The best way to keep us above all of that is to have a watchdog on the beat, not just around the areas of ambiguity but around the areas, quite simply, of criminal conduct and corruption. I do not think we should assume that this institution is necessarily somehow above the fray of human conduct that occurs and that requires those checks and balances and those accountability mechanisms in every other tier of society where people exercise power or enormous budgets in the public trust. We are not seeking to override state and territory anticorruption bodies; we are seeking to learn from them.

If there are other offers—and I guess I would particularly address these comments to the opposition, who have not ruled it out but are showing no interest at all in doing anything with these ideas—if you think this can be improved, if you think there are better ways of going about it, either come at us with amendments or put your own bill into the field.
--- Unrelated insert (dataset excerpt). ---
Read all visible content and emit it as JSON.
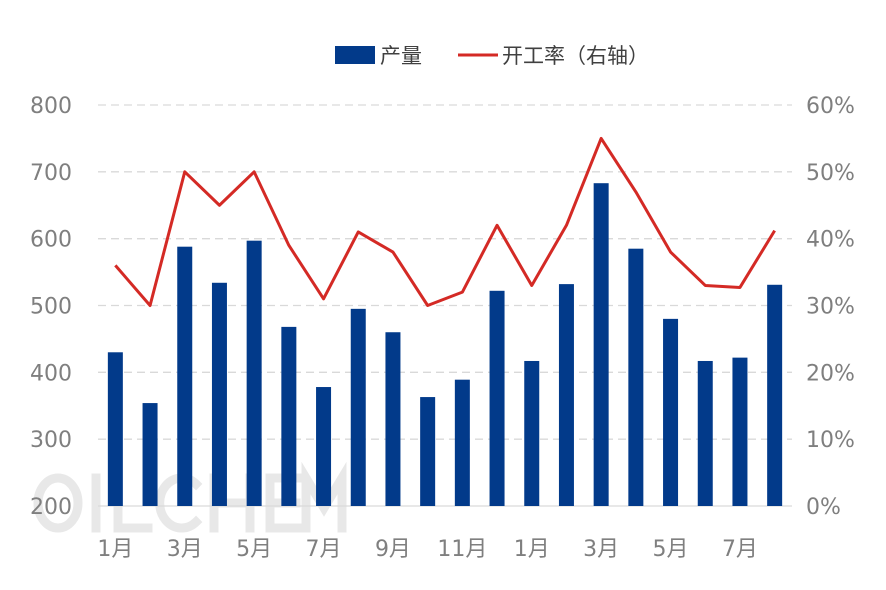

Announce something—anything but sitting on the fence. Given what people have been put through with Mrs Bishop's tip-of-the-iceberg scandal over the last couple of weeks, surely now is the time to come forward and finish the job.

The DEPUTY PRESIDENT:  I call Senator Lines. Senator Macdonald?

Senator Ian Macdonald:  Mr Deputy President, I did want to say a few words.

The DEPUTY PRESIDENT:  Senator Macdonald, you have already contributed to this debate, so unless you are raising a point of order—

Senator Ludlam:  Let him seek leave.

Senator Ian Macdonald:  No, I was just going to—I think Senator Ludlam is giving me leave to speak a second time.

The DEPUTY PRESIDENT:  Well, he may like to, but I am not going to give it to you.